Hay hechos e imágenes que deberían ofendernos o por lo menos darnos vergüenza. No tuvimos ojos, ni corazón o conciencia para mirarnos en el espejo roto de la guerra. Ésta era lejana y no fue con nosotros, eran otros los que lloraban y reclamaban, pero había silencio. De botas, armas, viudas y huérfanos llenaron esta tierra que muy rápido cambió de dueños.

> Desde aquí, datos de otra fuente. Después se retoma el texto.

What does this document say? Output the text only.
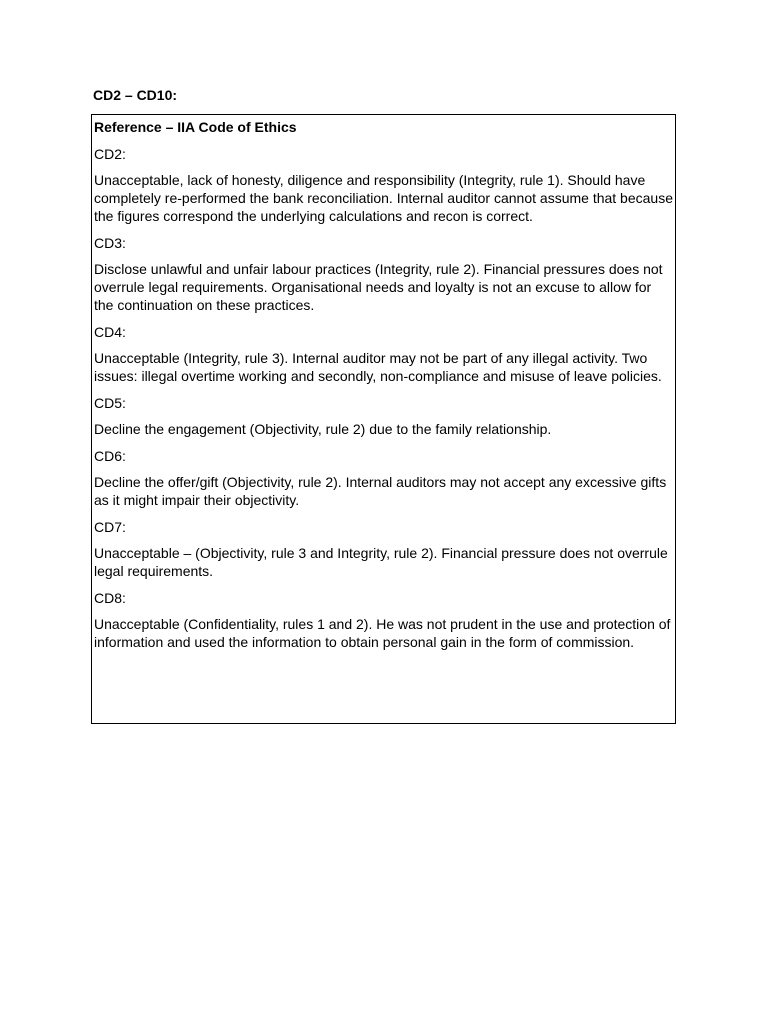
CD2 – CD10:

Reference – IIA Code of Ethics

CD2:

Unacceptable, lack of honesty, diligence and responsibility (Integrity, rule 1). Should have completely re-performed the bank reconciliation. Internal auditor cannot assume that because the figures correspond the underlying calculations and recon is correct.

CD3:

Disclose unlawful and unfair labour practices (Integrity, rule 2). Financial pressures does not overrule legal requirements. Organisational needs and loyalty is not an excuse to allow for the continuation on these practices.

CD4:

Unacceptable (Integrity, rule 3). Internal auditor may not be part of any illegal activity. Two issues: illegal overtime working and secondly, non-compliance and misuse of leave policies.

CD5:

Decline the engagement (Objectivity, rule 2) due to the family relationship.

CD6:

Decline the offer/gift (Objectivity, rule 2). Internal auditors may not accept any excessive gifts as it might impair their objectivity.

CD7:

Unacceptable – (Objectivity, rule 3 and Integrity, rule 2). Financial pressure does not overrule legal requirements.

CD8:

Unacceptable (Confidentiality, rules 1 and 2). He was not prudent in the use and protection of information and used the information to obtain personal gain in the form of commission.
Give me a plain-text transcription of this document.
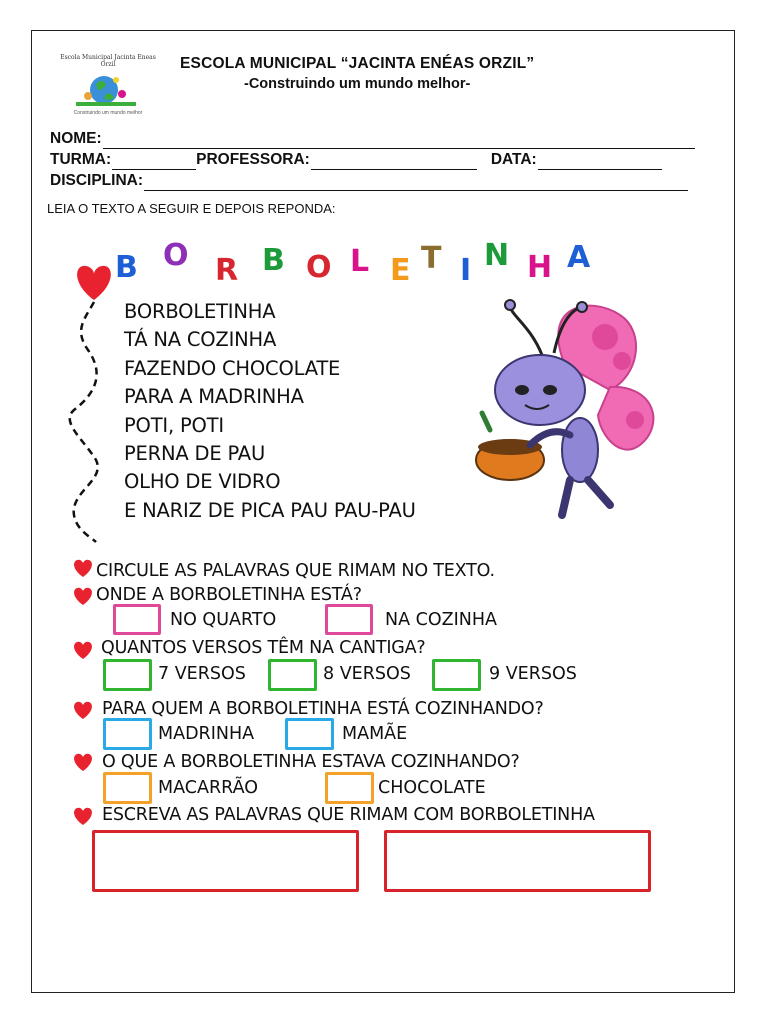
Escola Municipal Jacinta Eneas Orzil
Construindo um mundo melhor
ESCOLA MUNICIPAL “JACINTA ENÉAS ORZIL”
-Construindo um mundo melhor-
NOME:
TURMA:	PROFESSORA:	DATA:
DISCIPLINA:
LEIA O TEXTO A SEGUIR E DEPOIS REPONDA:
B O R B O L E T I N H A
BORBOLETINHA
TÁ NA COZINHA
FAZENDO CHOCOLATE
PARA A MADRINHA
POTI, POTI
PERNA DE PAU
OLHO DE VIDRO
E NARIZ DE PICA PAU PAU-PAU
CIRCULE AS PALAVRAS QUE RIMAM NO TEXTO.
ONDE A BORBOLETINHA ESTÁ?
NO QUARTO	NA COZINHA
QUANTOS VERSOS TÊM NA CANTIGA?
7 VERSOS	8 VERSOS	9 VERSOS
PARA QUEM A BORBOLETINHA ESTÁ COZINHANDO?
MADRINHA	MAMÃE
O QUE A BORBOLETINHA ESTAVA COZINHANDO?
MACARRÃO	CHOCOLATE
ESCREVA AS PALAVRAS QUE RIMAM COM BORBOLETINHA
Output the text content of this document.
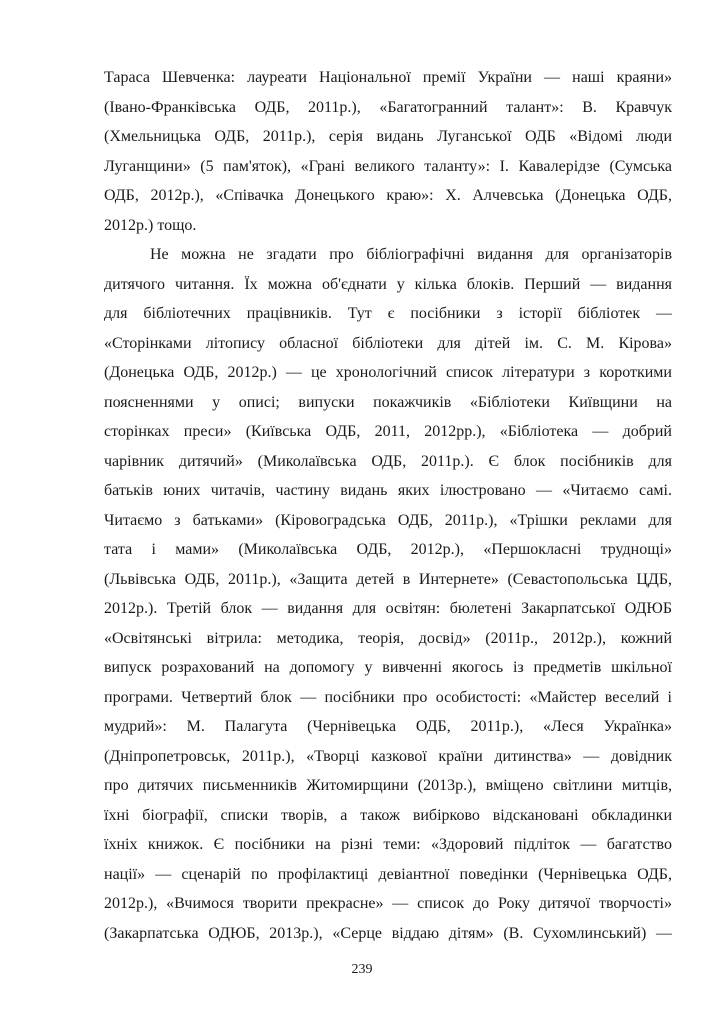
Тараса Шевченка: лауреати Національної премії України — наші краяни»
(Івано-Франківська ОДБ, 2011р.), «Багатогранний талант»: В. Кравчук
(Хмельницька ОДБ, 2011р.), серія видань Луганської ОДБ «Відомі люди
Луганщини» (5 пам'яток), «Грані великого таланту»: І. Кавалерідзе (Сумська
ОДБ, 2012р.), «Співачка Донецького краю»: Х. Алчевська (Донецька ОДБ,
2012р.) тощо.
Не можна не згадати про бібліографічні видання для організаторів
дитячого читання. Їх можна об'єднати у кілька блоків. Перший — видання
для бібліотечних працівників. Тут є посібники з історії бібліотек —
«Сторінками літопису обласної бібліотеки для дітей ім. С. М. Кірова»
(Донецька ОДБ, 2012р.) — це хронологічний список літератури з короткими
поясненнями у описі; випуски покажчиків «Бібліотеки Київщини на
сторінках преси» (Київська ОДБ, 2011, 2012рр.), «Бібліотека — добрий
чарівник дитячий» (Миколаївська ОДБ, 2011р.). Є блок посібників для
батьків юних читачів, частину видань яких ілюстровано — «Читаємо самі.
Читаємо з батьками» (Кіровоградська ОДБ, 2011р.), «Трішки реклами для
тата і мами» (Миколаївська ОДБ, 2012р.), «Першокласні труднощі»
(Львівська ОДБ, 2011р.), «Защита детей в Интернете» (Севастопольська ЦДБ,
2012р.). Третій блок — видання для освітян: бюлетені Закарпатської ОДЮБ
«Освітянські вітрила: методика, теорія, досвід» (2011р., 2012р.), кожний
випуск розрахований на допомогу у вивченні якогось із предметів шкільної
програми. Четвертий блок — посібники про особистості: «Майстер веселий і
мудрий»: М. Палагута (Чернівецька ОДБ, 2011р.), «Леся Українка»
(Дніпропетровськ, 2011р.), «Творці казкової країни дитинства» — довідник
про дитячих письменників Житомирщини (2013р.), вміщено світлини митців,
їхні біографії, списки творів, а також вибірково відскановані обкладинки
їхніх книжок. Є посібники на різні теми: «Здоровий підліток — багатство
нації» — сценарій по профілактиці девіантної поведінки (Чернівецька ОДБ,
2012р.), «Вчимося творити прекрасне» — список до Року дитячої творчості»
(Закарпатська ОДЮБ, 2013р.), «Серце віддаю дітям» (В. Сухомлинський) —
239
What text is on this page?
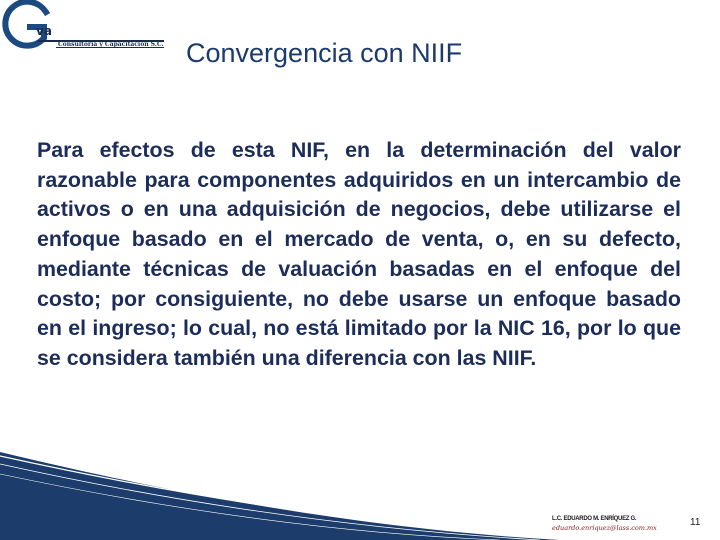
va
Consultoría y Capacitación S.C. Convergencia con NIIF

Para efectos de esta NIF, en la determinación del valor razonable para componentes adquiridos en un intercambio de activos o en una adquisición de negocios, debe utilizarse el enfoque basado en el mercado de venta, o, en su defecto, mediante técnicas de valuación basadas en el enfoque del costo; por consiguiente, no debe usarse un enfoque basado en el ingreso; lo cual, no está limitado por la NIC 16, por lo que se considera también una diferencia con las NIIF.

L.C. EDUARDO M. ENRÍQUEZ G.
eduardo.enriquez@lass.com.mx	11
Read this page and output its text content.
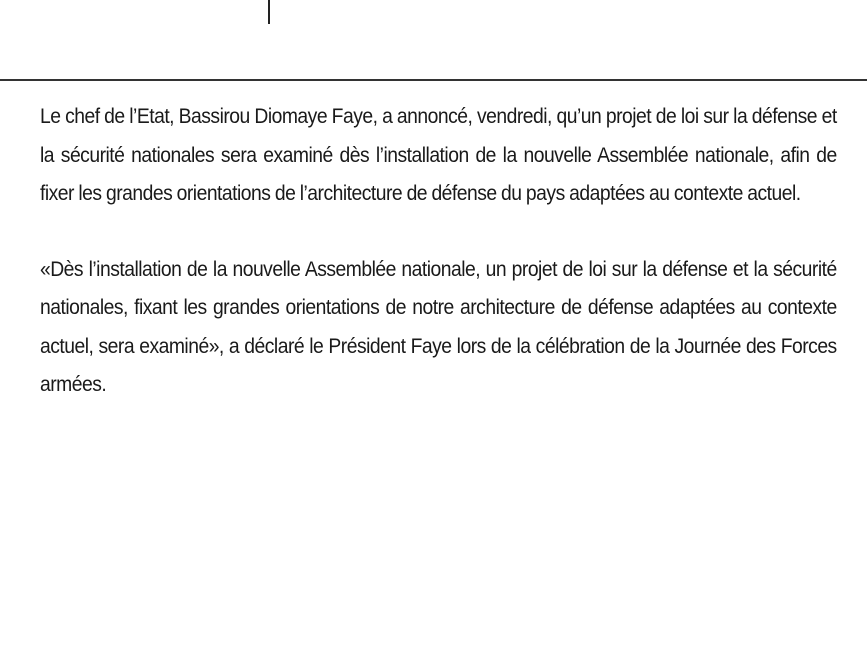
Le chef de l’Etat, Bassirou Diomaye Faye, a annoncé, vendredi, qu’un projet de loi sur la défense et la sécurité nationales sera examiné dès l’installation de la nouvelle Assemblée nationale, afin de fixer les grandes orientations de l’architecture de défense du pays adaptées au contexte actuel.

«Dès l’installation de la nouvelle Assemblée nationale, un projet de loi sur la défense et la sécurité nationales, fixant les grandes orientations de notre architecture de défense adaptées au contexte actuel, sera examiné», a déclaré le Président Faye lors de la célébration de la Journée des Forces armées.
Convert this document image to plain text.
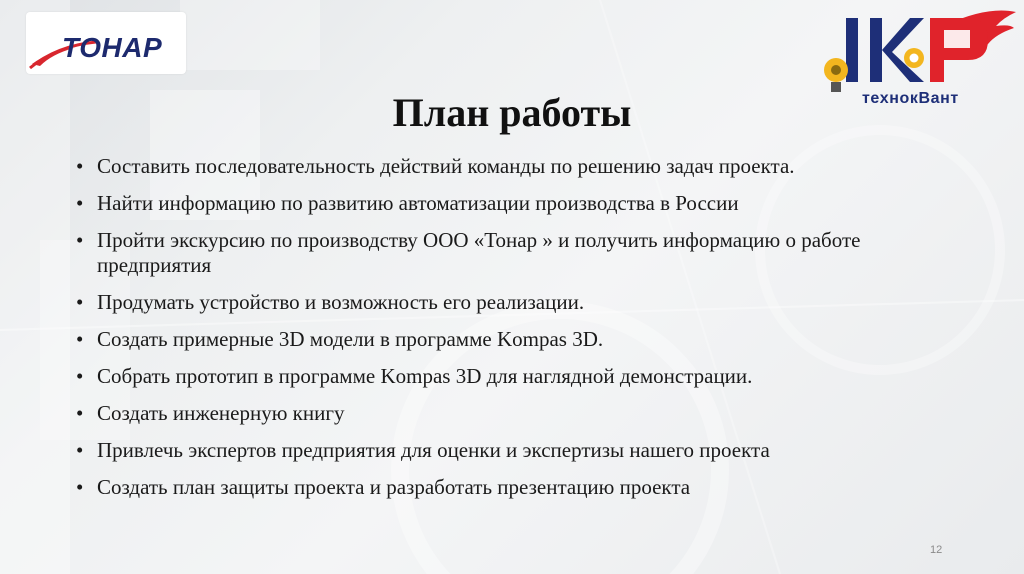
ТОНАР
технокВант
План работы
• Составить последовательность действий команды по решению задач проекта.
• Найти информацию по развитию автоматизации производства в России
• Пройти экскурсию по производству ООО «Тонар » и получить информацию о работе предприятия
• Продумать устройство и возможность его реализации.
• Создать примерные 3D модели в программе Kompas 3D.
• Собрать прототип в программе Kompas 3D для наглядной демонстрации.
• Создать инженерную книгу
• Привлечь экспертов предприятия для оценки и экспертизы нашего проекта
• Создать план защиты проекта и разработать презентацию проекта
12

No nos conmovieron los muertos, tampoco los mutilados y mucho menos las lágrimas que inundaron los caminos con el destierro de miles de familias del campo. Crecieron las ciudades, también las injusticias. Gobiernos y guerrillas combinaron todas las formas de lucha, pero solo había un responsable, cuando todos estaban manchados de sangre.
Que se llevaran a un joven del barrio, al maestro, al indígena, al sindicalista o al músico, daba igual, pues también dijeron los nuevos señores en sus panfletos que acabarían con los vagos, los ladrones y viciosos y hasta con los maricas y las putas. Había llegado la hora de refundar la patria. Esa misma que hoy, 13 años después de las operaciones contrainsurgentes en la Comuna 13 de Medellín, se revela de la mano de madres y viudas, de hijos e hijas de la guerra que no han parado de reclamar sus desaparecidos.
Tenía razón José Saramago cuando escribió que “toda sangre tiene su historia”, y en esta tierra nuestra se levanta hoy desde la oscuridad de la montaña. “Hay sangres que hasta cuando están frías queman. Esas sangres son eternas como la esperanza”.